My Take | A crime is a crime, whoever commits it
Leaders of the 2014 Occupy movement are crying foul after being charged with inciting the protests, with claims demonstrators have ‘free will’
So much for their professed respect for the rule of law. More than 200 local and overseas academics have expressed “outrage and alarm” at the prosecution of nine Occupy leaders for their alleged roles at inciting others in the pro-democracy protests in 2014.
Shouldn’t our independent courts decide whether or not those charged are guilty? Why do “scholars”, local or otherwise, think they have any special insight or authority to judge the decisions of local prosecutors and courts? I have found taxi drivers, whose livelihoods were undermined by the protests, have had far more common sense, real-life experience and trustworthy judgment about the unrest.
There seems to be at least some evidence that the nine charged had helped organise and incite people to protest. It was all captured on TV. Maybe they did it for what they considered a noble cause.

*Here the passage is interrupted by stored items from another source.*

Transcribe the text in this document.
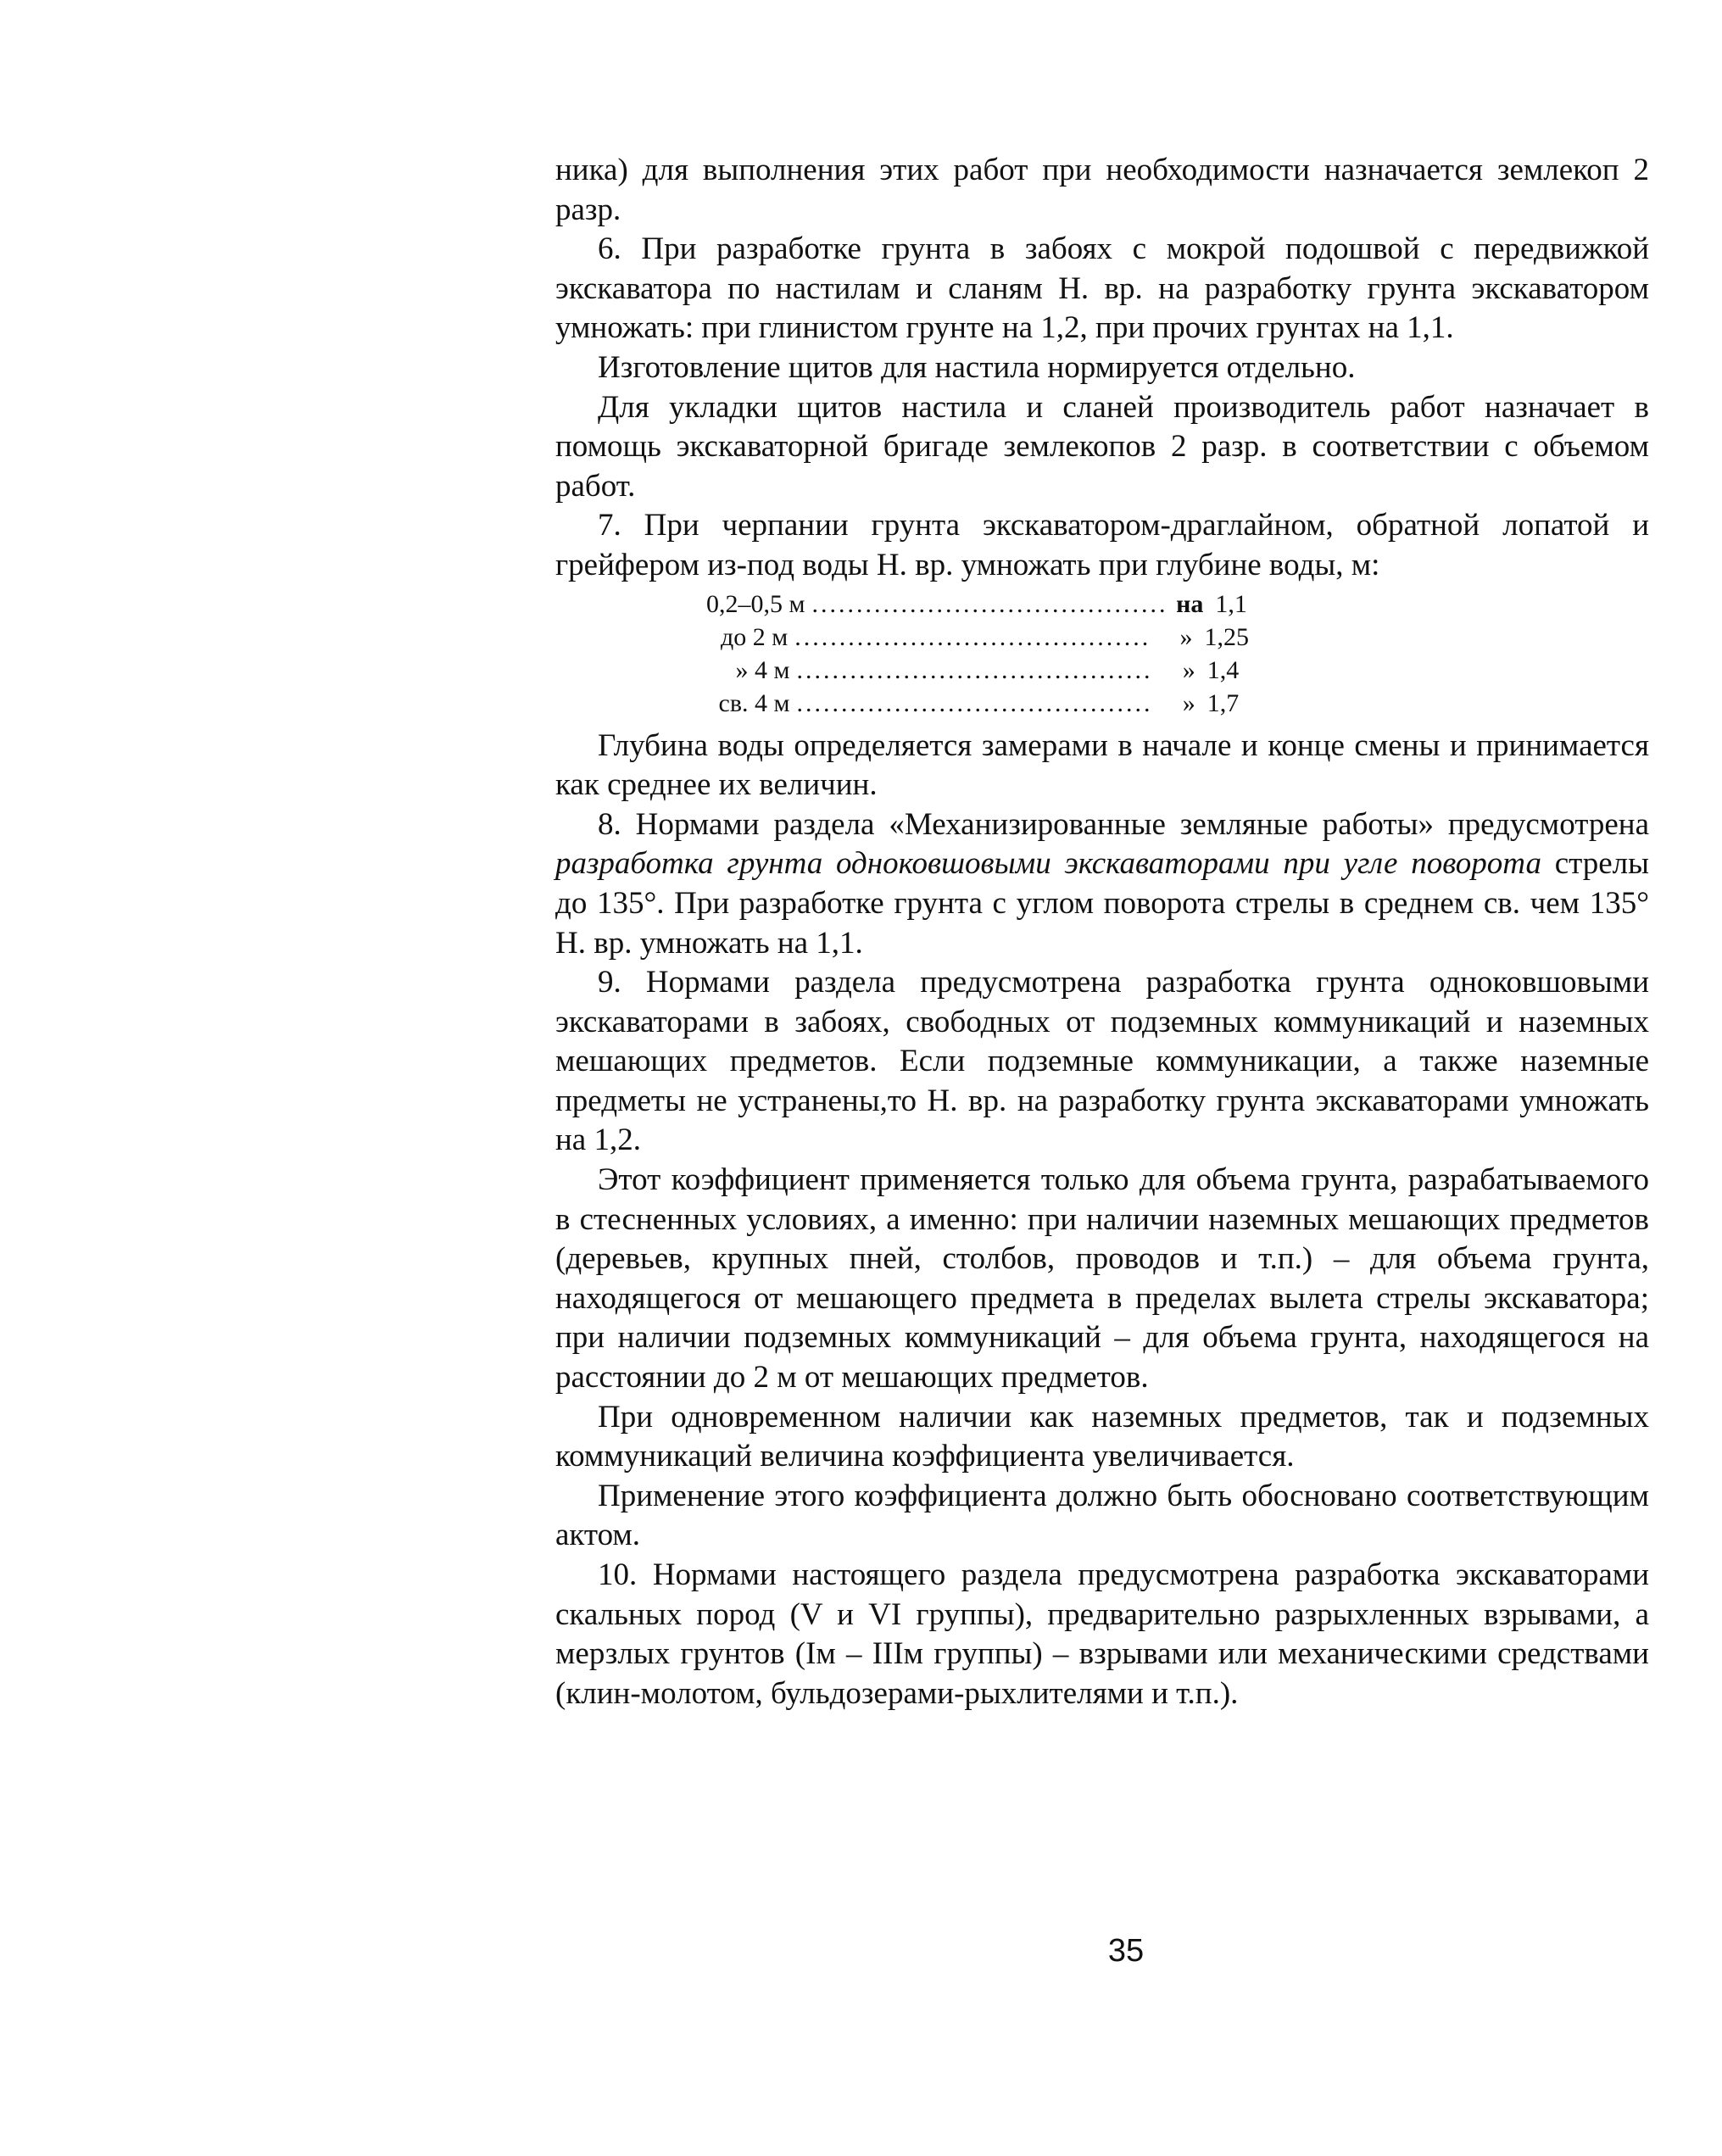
ника) для выполнения этих работ при необходимости назначается землекоп 2 разр.

6. При разработке грунта в забоях с мокрой подошвой с передвижкой экскаватора по настилам и сланям Н. вр. на разработку грунта экскаватором умножать: при глинистом грунте на 1,2, при прочих грунтах на 1,1.

Изготовление щитов для настила нормируется отдельно.

Для укладки щитов настила и сланей производитель работ назначает в помощь экскаваторной бригаде землекопов 2 разр. в соответствии с объемом работ.

7. При черпании грунта экскаватором-драглайном, обратной лопатой и грейфером из-под воды Н. вр. умножать при глубине воды, м:

0,2–0,5 м ........................................ на 1,1
до 2 м ........................................	» 1,25
» 4 м ........................................	» 1,4
св. 4 м ........................................	» 1,7

Глубина воды определяется замерами в начале и конце смены и принимается как среднее их величин.

8. Нормами раздела «Механизированные земляные работы» предусмотрена разработка грунта одноковшовыми экскаваторами при угле поворота стрелы до 135°. При разработке грунта с углом поворота стрелы в среднем св. чем 135° Н. вр. умножать на 1,1.

9. Нормами раздела предусмотрена разработка грунта одноковшовыми экскаваторами в забоях, свободных от подземных коммуникаций и наземных мешающих предметов. Если подземные коммуникации, а также наземные предметы не устранены,то Н. вр. на разработку грунта экскаваторами умножать на 1,2.

Этот коэффициент применяется только для объема грунта, разрабатываемого в стесненных условиях, а именно: при наличии наземных мешающих предметов (деревьев, крупных пней, столбов, проводов и т.п.) – для объема грунта, находящегося от мешающего предмета в пределах вылета стрелы экскаватора; при наличии подземных коммуникаций – для объема грунта, находящегося на расстоянии до 2 м от мешающих предметов.

При одновременном наличии как наземных предметов, так и подземных коммуникаций величина коэффициента увеличивается.

Применение этого коэффициента должно быть обосновано соответствующим актом.

10. Нормами настоящего раздела предусмотрена разработка экскаваторами скальных пород (V и VI группы), предварительно разрыхленных взрывами, а мерзлых грунтов (Iм – IIIм группы) – взрывами или механическими средствами (клин-молотом, бульдозерами-рыхлителями и т.п.).

35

But encouraging people to block three major arteries of a big city in a protest that lasted for months would, I think, have broken a few laws under any jurisdiction.
“We are alarmed and outraged,” the joint statement by the academics said.
“These criminal prosecutions against peaceful academics and citizens have immense chilling effects on the international and local academia, students and the youth, in addition to inflicting permanent damage to Hong Kong’s reputation as a free and open society.”